Donald Tusk, the ex-Polish premier who chairs EU summits, said it was time to have a “sober and brutally honest assessment of the situation” following Brexit, and to draw up “an optimistic scenario for the future”.
The Taoiseach is trying to weave a fine diplomatic line on Brexit, wanting to remain close to the EU but not sever ties with the UK once it leaves, particularly on trade and border issues.
He said he had been “at pains now to point out our unique and critical position here in being the closest country to the United Kingdom” and at the same time “being a very strong supporter and a committed member of the European Union”.
But Ireland will struggle to find its place in a post-Brexit EU where fault lines are already opening up over defence and border control.

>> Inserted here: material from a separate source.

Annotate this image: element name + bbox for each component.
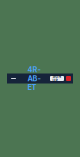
staticText: 4RABET [28, 65, 40, 92]
staticText: SIGN UP [52, 74, 62, 83]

France, Germany and the European Commission have come out in favour of a quasi-European army with shared assets and a single military headquarters.
While Lithuanian president Dalia Grybauskaitė said she “never heard somebody is proposing to create a European army”, French president François Hollande said Europe needed to be able to defend itself and not continue to rely on the US.
“There is no continent, there is no union if there is no defence of our values and interests,” he said. “France is making a major effort in terms of European defence, but she can’t do it alone.”
The Taoiseach said Ireland would continue to “contribute” to a common European defence policy, as it has done, “taking into account the red line issues we have in terms of neutrality”.
Ireland’s place in the bloc has also been compromised by the government’s decision to appeal the Commission’s Apple tax ruling, which has elicited much bafflement around the summit table.
While he said he would not bring Apple up at the meeting, the Taoiseach said “there may be some discussions about red line issues that countries feel they have to deal with”.
“Tax is a matter of national competence, that's enshrined in the European treaties,” he said on his way into the summit on Friday morning.
“We consider it to be an intrusion into tax competence, which is not a matter for the European Commission,” he said of the Commission’s 30 August Apple decision.
"They are fully entitled to do their assessments in terms of state aid, but we believe they’ve crossed the line here to use state aid regulations as a measure of getting Ireland to become a global tax collector,” he added.
Meanwhile, southern European states, led by Greece, are trying to push an economic agenda, which Greek prime minister Alexis Tsipras called “a social Europe, with growth, employment and prosperity for all of its people”.
“What Europe should not do is to continue sleepwalking in the wrong direction,” Mr Tsipras said.